The previous description of the disclosed embodiments is provided to enable any person skilled in the art to make or use the present invention. Various modifications to these embodiments will be readily apparent to those skilled in the art, and the generic principles defined herein may be applied to other embodiments without departing from the spirit or scope of the invention. Thus, the present invention is not intended to be limited to the embodiments shown herein but is to be accorded the widest scope consistent with the principles and novel features disclosed herein.

Claims

1. The utility model provides an overhead line is with high altitude warning system which characterized in that includes: a plurality of overhead towers; an overhead cable is arranged between the two overhead towers;

the fixed base is connected with a control box and a bracket, the bracket is provided with a warning board, and the warning board is provided with an LED warning lamp;

the output end of the induction magnetic core coil is connected with the input end of the power supply anti-surge protection module, the output end of the power supply anti-surge protection module is connected with the input end of the alternating current-direct current rectification circuit, the output end of the alternating current-direct current rectification circuit is connected with the input end of the filter circuit, the output end of the filter circuit is connected with the input end of the discharge module, and the output end of the discharge module is connected with the LED warning lamp through a first DC-DC circuit, so that electric energy induced by the induction magnetic core coil supplies power to the LED warning lamp;

the singlechip is respectively connected with the first DC-DC circuit and the second DC-DC circuit and respectively controls the on-off of the first DC-DC circuit and the second DC-DC circuit.

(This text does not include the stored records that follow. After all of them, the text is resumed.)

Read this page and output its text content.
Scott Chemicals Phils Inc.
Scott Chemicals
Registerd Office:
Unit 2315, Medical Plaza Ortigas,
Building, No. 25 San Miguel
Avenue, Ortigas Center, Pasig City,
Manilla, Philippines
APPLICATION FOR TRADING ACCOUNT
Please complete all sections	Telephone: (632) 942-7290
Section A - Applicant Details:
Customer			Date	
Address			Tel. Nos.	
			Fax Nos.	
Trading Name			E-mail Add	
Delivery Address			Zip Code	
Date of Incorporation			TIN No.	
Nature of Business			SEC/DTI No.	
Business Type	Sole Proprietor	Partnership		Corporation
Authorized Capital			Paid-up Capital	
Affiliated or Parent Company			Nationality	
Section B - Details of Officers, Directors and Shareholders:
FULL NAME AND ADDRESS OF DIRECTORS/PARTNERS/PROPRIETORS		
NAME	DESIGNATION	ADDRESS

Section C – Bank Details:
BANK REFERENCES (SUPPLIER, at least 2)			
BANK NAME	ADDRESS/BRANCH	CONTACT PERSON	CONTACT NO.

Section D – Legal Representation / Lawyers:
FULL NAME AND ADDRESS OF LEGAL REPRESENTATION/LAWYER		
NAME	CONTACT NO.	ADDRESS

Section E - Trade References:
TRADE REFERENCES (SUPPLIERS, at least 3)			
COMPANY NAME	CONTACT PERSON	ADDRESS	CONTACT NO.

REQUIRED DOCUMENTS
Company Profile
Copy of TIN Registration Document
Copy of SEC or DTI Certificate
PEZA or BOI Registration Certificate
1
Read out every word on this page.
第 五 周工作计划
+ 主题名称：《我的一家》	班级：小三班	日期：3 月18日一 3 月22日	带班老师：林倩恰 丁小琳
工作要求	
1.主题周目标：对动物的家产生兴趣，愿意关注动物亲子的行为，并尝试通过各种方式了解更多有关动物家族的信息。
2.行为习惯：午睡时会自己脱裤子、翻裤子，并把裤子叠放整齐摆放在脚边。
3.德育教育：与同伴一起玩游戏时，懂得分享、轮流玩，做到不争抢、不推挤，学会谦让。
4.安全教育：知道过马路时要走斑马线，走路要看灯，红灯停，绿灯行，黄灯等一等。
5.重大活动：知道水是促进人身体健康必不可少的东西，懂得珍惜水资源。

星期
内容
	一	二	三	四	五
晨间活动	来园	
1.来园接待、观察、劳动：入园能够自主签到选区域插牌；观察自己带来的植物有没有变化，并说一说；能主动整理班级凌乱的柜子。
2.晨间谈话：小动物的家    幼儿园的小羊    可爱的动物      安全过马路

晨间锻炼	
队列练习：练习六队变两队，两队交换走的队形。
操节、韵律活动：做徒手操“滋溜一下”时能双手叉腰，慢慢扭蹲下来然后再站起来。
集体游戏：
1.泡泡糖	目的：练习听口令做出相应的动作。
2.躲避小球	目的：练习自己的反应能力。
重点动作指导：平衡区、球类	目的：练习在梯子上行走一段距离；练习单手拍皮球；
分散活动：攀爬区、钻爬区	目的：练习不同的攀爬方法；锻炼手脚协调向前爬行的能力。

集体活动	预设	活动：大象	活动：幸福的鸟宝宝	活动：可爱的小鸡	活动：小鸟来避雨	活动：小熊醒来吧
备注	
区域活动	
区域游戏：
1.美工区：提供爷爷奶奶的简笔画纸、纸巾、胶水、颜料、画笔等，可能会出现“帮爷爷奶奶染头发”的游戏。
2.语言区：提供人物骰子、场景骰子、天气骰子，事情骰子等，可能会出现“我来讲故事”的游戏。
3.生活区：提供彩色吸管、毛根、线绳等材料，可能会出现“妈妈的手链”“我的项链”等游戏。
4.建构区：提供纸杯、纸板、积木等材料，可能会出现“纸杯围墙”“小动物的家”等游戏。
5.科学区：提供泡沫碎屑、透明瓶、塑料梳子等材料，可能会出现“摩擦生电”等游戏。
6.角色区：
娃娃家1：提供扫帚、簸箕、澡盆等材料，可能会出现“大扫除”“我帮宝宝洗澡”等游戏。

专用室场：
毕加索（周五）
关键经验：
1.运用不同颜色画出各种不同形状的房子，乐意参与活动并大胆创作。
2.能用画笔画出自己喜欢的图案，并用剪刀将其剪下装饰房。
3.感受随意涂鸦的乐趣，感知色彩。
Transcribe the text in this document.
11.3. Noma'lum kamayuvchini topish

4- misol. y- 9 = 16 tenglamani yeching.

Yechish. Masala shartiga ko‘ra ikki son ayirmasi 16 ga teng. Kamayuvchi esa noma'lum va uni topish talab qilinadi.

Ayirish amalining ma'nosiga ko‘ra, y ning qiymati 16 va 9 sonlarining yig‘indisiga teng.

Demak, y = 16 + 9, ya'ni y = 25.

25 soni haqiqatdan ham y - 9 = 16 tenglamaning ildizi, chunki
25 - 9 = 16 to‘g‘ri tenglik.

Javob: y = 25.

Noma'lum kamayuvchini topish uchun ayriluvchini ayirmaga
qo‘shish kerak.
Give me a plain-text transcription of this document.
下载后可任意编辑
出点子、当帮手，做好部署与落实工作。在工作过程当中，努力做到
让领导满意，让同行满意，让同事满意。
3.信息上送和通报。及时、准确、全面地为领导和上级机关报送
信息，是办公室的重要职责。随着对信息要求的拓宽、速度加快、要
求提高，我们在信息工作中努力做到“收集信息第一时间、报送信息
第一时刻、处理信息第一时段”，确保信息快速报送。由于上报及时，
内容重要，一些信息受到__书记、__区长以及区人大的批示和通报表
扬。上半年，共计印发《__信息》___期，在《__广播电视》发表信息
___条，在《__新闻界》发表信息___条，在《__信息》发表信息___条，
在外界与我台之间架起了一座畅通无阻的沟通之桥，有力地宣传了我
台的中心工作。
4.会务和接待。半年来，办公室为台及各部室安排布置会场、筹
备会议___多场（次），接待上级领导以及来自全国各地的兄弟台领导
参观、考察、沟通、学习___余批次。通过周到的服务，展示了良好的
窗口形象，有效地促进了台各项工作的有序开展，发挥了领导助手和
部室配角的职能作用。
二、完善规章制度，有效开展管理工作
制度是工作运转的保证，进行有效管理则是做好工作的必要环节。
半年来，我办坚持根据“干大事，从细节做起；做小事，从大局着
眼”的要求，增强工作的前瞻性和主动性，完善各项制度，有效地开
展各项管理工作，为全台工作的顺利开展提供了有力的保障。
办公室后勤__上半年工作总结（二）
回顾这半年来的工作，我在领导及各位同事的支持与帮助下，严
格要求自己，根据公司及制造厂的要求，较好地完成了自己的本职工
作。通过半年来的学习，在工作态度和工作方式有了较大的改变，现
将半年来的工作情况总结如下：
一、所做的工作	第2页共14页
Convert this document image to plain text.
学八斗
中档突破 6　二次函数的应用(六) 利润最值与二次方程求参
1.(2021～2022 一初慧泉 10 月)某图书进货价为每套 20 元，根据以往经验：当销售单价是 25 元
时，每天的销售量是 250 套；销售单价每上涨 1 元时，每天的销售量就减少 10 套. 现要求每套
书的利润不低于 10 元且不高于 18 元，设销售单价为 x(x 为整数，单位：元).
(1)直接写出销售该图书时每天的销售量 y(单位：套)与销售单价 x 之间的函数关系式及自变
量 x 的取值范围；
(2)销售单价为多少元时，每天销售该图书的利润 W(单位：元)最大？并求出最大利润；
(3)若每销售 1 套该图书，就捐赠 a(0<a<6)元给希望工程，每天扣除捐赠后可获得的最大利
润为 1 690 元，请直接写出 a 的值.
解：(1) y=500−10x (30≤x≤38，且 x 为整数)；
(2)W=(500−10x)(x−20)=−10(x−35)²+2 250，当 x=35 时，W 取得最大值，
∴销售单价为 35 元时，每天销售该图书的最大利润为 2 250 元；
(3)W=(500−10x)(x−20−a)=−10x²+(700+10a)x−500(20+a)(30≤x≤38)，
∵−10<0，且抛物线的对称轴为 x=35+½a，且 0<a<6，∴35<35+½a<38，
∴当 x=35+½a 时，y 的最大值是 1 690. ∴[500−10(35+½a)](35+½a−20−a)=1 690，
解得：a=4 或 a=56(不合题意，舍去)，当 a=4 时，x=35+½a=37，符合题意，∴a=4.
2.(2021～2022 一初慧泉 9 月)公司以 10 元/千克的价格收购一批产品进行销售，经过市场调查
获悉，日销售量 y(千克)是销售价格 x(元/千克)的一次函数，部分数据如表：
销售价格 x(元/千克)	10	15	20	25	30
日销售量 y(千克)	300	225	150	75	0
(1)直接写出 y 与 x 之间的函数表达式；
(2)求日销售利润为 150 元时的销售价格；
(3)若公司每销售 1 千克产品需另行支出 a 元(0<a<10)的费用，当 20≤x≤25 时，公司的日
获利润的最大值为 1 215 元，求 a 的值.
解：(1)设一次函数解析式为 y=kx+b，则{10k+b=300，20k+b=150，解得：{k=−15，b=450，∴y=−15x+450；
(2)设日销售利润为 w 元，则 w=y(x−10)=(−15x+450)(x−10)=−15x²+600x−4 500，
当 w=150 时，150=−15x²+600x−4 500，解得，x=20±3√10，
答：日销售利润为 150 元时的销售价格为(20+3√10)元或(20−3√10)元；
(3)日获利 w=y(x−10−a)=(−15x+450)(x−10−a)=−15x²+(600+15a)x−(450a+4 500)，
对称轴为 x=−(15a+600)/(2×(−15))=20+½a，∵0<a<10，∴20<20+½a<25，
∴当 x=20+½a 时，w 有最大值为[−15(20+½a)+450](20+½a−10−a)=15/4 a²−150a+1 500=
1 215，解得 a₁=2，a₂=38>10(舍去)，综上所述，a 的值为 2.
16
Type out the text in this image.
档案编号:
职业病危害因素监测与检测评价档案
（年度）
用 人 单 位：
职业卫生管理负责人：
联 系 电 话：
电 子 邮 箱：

2. The overhead line altitude warning system according to claim 1,

the first DC-DC circuit includes: the circuit comprises a resistor R1, a resistor R2, a resistor R3, a capacitor C1, a capacitor C2, a triode Q1, a diode D1 and an inductor L1;

the second end of the resistor R1 is connected with the singlechip and the first end of the resistor R2 respectively.

3. The overhead line altitude warning system according to claim 1,

an electric quantity acquisition circuit is also arranged in the control box;

4. The overhead line altitude warning system according to claim 1,

a wireless communication module is also arranged in the control box;

5. The overhead line altitude warning system according to claim 1,

the storage battery is connected with the LED warning lamp through a power supply line to supply power to the LED warning lamp;

a relay is arranged on the power supply circuit;

6. The overhead line altitude warning system according to claim 1,

the warning board is made of a PVC board.

7. The overhead line altitude warning system according to claim 1,

the warning board is coated with a fluorescent layer.

8. The overhead line altitude warning system according to claim 1,

a current transformer and a voltage transformer are also connected to an overhead cable of the overhead iron tower;

9. The overhead line altitude warning system according to claim 1,

the single chip microcomputer adopts an STM32F103VCT6 single chip microcomputer and is provided with a JTAG debugging program and a reset circuit; the system also comprises an 8MHz passive crystal oscillator as the crystal oscillator of the singlechip;

or the singlechip adopts a TM4C123GH6PZ17R microprocessor.